When Dean Prosser suggested that proximate cause may at times seem to be "nothing more than a convenient formula for disposing of the case", he also observed that the existence of proximate cause must " 'be determined on the facts of each case upon mixed considerations of logic, common sense, justice, policy and precedent' " (Prosser, Law of Torts (4th ed.), s 42, pp. 267, 249).

The generality of both these statements recognizes that torts is a branch of the law in which the decisional process is usually so dependent on the vagaries of particular facts in individual cases that it calls for a high degree of flexibility in judgment (see Pound, Introduction to the Philosophy of Law, 139). Thus, disputes as to whether conduct is negligent, contributorily negligent or the proximate cause of an injury are usually best left to the fact finder. Since the record here convinces me that this case fails well within the range of these cautions, I believe the Trial Judge did not err as a matter of law in leaving the issue of proximate cause to the jury.

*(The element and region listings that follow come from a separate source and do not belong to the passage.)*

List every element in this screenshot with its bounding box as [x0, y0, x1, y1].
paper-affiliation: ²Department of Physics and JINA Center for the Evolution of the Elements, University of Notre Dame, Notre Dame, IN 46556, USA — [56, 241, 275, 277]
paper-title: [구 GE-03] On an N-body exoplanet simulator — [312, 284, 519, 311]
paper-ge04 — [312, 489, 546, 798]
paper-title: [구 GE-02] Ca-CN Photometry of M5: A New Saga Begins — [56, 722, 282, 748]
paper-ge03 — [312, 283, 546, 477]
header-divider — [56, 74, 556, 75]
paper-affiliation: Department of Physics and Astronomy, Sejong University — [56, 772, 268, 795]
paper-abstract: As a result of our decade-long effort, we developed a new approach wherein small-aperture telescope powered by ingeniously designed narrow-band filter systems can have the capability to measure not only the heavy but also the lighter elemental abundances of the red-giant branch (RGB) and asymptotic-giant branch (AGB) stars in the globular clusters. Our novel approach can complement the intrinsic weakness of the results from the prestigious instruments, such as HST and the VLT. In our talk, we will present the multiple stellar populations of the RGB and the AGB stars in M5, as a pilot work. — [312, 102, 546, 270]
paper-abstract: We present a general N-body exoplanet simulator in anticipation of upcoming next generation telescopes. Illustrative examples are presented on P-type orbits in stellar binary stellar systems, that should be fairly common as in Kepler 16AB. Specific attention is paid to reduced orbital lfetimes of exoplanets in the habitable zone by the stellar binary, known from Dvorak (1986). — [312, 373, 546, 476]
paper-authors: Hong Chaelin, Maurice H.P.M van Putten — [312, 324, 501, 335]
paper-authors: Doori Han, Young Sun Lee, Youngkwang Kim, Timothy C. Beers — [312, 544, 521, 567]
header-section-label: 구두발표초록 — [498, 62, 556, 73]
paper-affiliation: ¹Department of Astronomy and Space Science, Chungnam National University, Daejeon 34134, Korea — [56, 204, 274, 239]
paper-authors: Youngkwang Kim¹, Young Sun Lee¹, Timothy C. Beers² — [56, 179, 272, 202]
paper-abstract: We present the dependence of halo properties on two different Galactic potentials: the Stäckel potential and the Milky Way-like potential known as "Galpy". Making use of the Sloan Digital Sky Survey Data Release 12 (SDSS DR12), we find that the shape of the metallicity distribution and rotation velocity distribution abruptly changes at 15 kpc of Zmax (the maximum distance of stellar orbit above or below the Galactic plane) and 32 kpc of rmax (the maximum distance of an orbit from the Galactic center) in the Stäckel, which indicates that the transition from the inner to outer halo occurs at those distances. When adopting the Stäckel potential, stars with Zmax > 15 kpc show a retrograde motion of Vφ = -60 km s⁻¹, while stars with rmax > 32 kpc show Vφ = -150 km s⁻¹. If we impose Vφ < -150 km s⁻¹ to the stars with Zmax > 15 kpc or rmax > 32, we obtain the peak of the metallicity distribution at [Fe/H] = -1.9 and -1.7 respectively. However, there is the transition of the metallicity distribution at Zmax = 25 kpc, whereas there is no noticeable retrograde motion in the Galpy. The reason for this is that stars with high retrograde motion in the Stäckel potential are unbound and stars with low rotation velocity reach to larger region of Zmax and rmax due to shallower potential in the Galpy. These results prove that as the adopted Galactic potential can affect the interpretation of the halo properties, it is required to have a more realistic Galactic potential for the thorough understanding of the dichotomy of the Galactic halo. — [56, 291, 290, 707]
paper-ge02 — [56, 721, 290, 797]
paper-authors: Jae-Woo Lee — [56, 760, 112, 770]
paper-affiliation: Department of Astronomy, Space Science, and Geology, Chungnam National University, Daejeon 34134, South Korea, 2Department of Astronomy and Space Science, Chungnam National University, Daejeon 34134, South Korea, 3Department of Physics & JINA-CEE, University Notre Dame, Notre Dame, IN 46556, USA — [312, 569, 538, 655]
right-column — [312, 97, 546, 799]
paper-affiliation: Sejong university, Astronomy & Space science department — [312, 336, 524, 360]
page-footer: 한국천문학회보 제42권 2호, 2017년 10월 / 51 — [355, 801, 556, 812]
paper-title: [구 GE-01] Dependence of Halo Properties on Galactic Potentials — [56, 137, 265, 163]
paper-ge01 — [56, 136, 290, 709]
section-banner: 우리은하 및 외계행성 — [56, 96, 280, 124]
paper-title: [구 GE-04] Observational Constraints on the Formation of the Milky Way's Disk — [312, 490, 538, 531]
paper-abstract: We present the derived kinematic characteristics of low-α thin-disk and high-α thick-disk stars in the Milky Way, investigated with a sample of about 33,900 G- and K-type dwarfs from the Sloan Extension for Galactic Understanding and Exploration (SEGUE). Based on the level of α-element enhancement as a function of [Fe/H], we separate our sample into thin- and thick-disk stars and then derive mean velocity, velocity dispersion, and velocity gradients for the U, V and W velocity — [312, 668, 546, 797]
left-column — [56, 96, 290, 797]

Ample was the proof that, to the knowledge of the rental company, the trunk door on the automobile it furnished to the plaintiff had a penchant for flying open so as to obstruct the operator's view while awastmoving. Given those facts, it was not only foreseeable, but a most reasonable rather than a remote expectation, that a driver confronted by such an emergency would alight and promptly proceed to the rear of the car to attempt to secure the lid manually so that he might continue on his way without further danger to others and himself. The seemingly ineluctable consequence was to expose the driver to the danger of being struck by another vehicle while he was positioned behind the trunk. On these facts, it could readily be found, as the jury apparently did here, that the choice between the alternatives the danger from the obstruction of the driver's view from the vehicle and the danger of being struck while engaged in the act of removing the danger was thrust on the plaintiff by Kinney's negligence. Of course, whether in making the choice he did plaintiff himself was negligent similarly raised a factual issue within the province of the jury.

To be sure, at other times and for other reasons, the plaintiff may have had occasion to undergo similar risks while in a roadway on foot, but the fact remains that defendant's conduct increased the occasions for such risks: specifically, the one on which plaintiff was injured would not have transpired. …

All this is not to say that the jury had to find that there was a reasonable likelihood of danger resulting from the act of which plaintiff complains. It could have found that there was not. But, by its verdict it did in effect find that the accident that caused the plaintiff to lose his leg was at least in part the "ordinary and natural result" of the defendant's negligent act. And that it also had a right to do. (O'Neill v. City of Port Jervis, supra, p. 432, 171 N.E. p. 697.)

I therefore would vote to reverse the order of the Appellate Division and remit the case to it for the determination of any remaining questions.